Staffan Normark has studied mechanisms by which diverse bacteria are able to colonize host tissues and resist beta-lactam antibiotics. He discovered that beta-lactam antibiotics induce beta-lactamase expression, by increasing production of cell wall fragments (muropeptides) that are taken up into the bacterial cell and sensed by a transcriptional regulator of the beta-lactamase gene. He was the first to dissect in detail the genetic basis of bacterial adhesion. His discoveries led to an understanding of the biogenesis, structure, and role of P-pili of uropathogenic E. coli providing a model and blueprint for receptor-ligand interactions in a number of pathogenic organisms. He discovered that the pilus was a multi-component structure consisting of a stalk and a specialized pilus tip adhesin, and identified key functions of the assembly proteins. Normark also studied the mechanisms for Helicobacter pylori colonization and identified fucosylated blood group antigens as gastric receptors for H. pylori. In addition, he discovered a novel class of adhesive surface organelles on gram?negative bacteria termed curli, which are biofilm promoting bacterial amyloids, determining aspects of their regulation and nucleation dependent assembly. More recently, he has together with Birgitta Henriques-Normark, forged new frontiers in pneumococcal pathogenesis, including identification and role of two classes of pili for adhesion, horizontal gene transfer, and the clonal success of antibiotic resistant strains.

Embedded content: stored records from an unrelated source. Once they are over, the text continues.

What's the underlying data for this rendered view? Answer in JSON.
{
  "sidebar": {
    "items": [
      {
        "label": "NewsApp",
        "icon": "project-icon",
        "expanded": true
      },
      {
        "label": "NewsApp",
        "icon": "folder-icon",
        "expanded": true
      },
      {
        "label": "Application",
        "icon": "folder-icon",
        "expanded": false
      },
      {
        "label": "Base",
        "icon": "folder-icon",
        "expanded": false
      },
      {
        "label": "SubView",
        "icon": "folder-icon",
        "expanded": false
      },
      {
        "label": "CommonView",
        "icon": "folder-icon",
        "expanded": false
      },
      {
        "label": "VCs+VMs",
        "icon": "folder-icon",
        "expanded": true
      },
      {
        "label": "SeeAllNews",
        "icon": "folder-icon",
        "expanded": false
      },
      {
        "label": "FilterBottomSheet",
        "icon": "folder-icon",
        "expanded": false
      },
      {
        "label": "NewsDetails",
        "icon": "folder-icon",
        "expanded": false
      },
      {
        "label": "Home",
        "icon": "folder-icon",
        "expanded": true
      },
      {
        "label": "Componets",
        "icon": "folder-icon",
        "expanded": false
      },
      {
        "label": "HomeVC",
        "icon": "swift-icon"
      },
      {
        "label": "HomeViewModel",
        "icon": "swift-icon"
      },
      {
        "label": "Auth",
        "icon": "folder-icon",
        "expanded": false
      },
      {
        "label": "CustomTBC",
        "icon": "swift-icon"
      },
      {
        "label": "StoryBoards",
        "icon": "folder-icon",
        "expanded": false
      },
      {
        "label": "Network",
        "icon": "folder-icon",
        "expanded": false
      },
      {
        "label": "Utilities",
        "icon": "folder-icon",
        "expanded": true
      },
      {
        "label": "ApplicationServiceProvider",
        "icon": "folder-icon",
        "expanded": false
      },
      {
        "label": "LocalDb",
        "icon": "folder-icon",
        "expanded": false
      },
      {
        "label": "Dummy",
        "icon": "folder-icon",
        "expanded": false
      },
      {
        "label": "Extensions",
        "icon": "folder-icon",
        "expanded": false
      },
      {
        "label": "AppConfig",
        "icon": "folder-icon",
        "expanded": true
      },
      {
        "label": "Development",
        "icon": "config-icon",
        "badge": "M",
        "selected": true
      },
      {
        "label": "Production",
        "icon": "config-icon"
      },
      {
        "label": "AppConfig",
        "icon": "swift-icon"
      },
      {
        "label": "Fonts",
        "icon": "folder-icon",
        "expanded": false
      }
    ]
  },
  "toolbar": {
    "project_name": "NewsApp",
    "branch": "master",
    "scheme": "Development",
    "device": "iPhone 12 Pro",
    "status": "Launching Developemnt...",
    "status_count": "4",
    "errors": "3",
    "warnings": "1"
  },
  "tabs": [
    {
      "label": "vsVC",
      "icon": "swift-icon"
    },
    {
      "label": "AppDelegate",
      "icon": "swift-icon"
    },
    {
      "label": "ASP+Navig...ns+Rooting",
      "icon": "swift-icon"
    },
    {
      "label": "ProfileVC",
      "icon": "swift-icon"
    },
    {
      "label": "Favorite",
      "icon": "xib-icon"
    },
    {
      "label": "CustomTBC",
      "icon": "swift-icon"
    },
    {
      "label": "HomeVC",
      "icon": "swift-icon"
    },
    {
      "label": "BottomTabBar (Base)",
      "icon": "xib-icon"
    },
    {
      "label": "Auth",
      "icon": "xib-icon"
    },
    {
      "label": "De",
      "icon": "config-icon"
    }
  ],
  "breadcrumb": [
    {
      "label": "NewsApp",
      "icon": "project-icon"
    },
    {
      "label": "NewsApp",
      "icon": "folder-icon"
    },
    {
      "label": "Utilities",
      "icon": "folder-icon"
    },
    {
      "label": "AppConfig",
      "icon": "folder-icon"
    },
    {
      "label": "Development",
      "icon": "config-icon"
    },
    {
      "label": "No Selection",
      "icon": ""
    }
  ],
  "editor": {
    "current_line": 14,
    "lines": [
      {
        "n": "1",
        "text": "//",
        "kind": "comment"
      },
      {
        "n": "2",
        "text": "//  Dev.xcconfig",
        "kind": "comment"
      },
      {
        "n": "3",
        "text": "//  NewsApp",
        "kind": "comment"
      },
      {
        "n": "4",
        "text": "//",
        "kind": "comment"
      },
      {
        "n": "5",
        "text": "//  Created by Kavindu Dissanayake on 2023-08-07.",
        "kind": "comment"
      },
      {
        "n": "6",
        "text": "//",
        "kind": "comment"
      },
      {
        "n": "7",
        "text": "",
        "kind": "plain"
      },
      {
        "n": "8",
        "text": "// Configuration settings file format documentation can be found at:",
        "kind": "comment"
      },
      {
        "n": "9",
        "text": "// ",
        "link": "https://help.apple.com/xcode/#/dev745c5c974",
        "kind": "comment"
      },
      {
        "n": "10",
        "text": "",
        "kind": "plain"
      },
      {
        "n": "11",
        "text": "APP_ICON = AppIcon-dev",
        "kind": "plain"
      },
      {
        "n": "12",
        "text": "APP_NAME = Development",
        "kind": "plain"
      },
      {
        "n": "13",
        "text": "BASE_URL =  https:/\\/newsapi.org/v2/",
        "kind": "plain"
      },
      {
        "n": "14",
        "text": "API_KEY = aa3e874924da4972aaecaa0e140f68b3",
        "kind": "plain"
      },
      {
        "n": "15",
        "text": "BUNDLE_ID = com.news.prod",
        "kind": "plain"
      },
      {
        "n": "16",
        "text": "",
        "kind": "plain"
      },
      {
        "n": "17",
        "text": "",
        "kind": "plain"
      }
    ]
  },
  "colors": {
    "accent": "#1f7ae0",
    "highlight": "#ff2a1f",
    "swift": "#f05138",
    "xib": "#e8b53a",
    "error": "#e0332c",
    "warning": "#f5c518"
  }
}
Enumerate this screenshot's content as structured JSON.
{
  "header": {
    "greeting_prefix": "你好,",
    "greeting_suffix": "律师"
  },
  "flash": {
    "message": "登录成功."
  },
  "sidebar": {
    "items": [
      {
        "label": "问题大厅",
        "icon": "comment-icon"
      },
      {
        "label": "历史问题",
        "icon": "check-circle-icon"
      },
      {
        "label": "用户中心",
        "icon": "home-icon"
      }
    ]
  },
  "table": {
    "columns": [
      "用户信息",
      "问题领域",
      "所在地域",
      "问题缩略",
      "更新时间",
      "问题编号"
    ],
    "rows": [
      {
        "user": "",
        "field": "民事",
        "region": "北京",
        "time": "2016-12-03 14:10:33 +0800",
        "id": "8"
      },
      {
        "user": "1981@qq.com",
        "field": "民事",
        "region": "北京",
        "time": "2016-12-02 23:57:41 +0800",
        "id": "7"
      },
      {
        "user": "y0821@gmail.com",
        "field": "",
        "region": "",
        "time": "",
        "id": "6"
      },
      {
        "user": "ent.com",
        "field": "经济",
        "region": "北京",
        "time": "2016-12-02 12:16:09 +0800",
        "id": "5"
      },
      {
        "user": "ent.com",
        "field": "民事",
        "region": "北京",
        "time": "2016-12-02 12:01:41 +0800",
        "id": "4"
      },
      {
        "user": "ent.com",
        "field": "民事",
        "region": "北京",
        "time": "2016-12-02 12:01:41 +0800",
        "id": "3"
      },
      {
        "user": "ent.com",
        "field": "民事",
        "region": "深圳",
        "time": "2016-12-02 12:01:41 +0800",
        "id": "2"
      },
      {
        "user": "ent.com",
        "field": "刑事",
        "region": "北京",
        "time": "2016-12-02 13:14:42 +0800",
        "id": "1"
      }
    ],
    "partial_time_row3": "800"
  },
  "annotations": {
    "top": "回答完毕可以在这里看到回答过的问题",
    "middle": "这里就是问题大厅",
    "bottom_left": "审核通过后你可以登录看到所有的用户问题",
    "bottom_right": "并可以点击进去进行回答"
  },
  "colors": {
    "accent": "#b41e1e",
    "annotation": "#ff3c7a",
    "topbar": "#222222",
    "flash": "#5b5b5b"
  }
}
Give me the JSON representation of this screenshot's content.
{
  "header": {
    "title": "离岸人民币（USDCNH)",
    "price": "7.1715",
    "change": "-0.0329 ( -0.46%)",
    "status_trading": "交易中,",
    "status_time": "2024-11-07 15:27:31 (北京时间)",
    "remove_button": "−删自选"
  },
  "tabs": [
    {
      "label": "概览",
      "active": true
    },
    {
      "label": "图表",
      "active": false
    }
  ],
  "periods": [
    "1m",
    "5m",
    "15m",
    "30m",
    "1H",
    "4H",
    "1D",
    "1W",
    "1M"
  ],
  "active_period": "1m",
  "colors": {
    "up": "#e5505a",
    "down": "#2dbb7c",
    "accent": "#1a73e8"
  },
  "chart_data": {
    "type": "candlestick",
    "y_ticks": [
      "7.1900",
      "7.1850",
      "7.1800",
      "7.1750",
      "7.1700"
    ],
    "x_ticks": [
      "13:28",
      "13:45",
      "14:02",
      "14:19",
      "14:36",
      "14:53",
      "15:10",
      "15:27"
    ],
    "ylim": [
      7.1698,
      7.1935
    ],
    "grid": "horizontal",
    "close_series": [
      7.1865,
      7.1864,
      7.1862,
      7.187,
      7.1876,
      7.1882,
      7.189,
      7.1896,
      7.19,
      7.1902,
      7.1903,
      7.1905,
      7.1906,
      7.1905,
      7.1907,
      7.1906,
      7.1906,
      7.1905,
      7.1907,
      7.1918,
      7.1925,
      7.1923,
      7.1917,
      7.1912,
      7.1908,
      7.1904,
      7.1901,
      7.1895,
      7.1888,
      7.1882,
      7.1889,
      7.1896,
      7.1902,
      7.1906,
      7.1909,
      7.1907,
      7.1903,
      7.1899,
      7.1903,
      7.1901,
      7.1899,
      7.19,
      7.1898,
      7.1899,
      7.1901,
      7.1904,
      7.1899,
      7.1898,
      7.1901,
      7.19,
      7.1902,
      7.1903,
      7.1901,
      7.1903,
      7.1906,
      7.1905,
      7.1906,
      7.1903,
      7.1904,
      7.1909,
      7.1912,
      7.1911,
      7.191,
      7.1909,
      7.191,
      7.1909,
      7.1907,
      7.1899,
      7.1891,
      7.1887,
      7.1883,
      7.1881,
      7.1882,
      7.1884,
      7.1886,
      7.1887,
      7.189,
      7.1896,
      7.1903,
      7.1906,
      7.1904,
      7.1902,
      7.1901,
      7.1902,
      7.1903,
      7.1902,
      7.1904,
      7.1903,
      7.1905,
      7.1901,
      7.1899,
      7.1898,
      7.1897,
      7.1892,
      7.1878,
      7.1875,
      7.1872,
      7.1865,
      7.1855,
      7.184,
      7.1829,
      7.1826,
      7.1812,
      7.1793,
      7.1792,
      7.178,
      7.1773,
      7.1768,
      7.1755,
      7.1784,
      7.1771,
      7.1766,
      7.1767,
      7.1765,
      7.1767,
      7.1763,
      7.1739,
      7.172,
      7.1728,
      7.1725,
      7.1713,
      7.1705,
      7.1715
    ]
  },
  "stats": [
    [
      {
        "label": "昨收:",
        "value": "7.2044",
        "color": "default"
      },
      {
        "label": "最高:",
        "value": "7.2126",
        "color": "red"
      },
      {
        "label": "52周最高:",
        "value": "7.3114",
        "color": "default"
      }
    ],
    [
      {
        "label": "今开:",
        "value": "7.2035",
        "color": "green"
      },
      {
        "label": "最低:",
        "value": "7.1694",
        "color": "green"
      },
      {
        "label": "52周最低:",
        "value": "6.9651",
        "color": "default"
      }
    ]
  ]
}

Jörg Vogel has made seminal contributions to our understanding of how cells use noncoding RNA molecules as regulators of gene expression. His research has had its focus on small RNAs in pathogenic bacteria and short and long noncoding RNAs in infected eukaryotic cells. Early contributions include the first systematic screens for small RNAs in E. coli.
Subsequently, he unraveled novel mechanisms elucidating how small RNAs regulate protein synthesis and mRNA decay, and how they recognize mRNAs by conserved short seed pairing domains. More recently, he pioneered the application of emerging deep sequencing technologies to discover regulatory RNAs and their targets on the genome-wide scale in pathogen and host cells.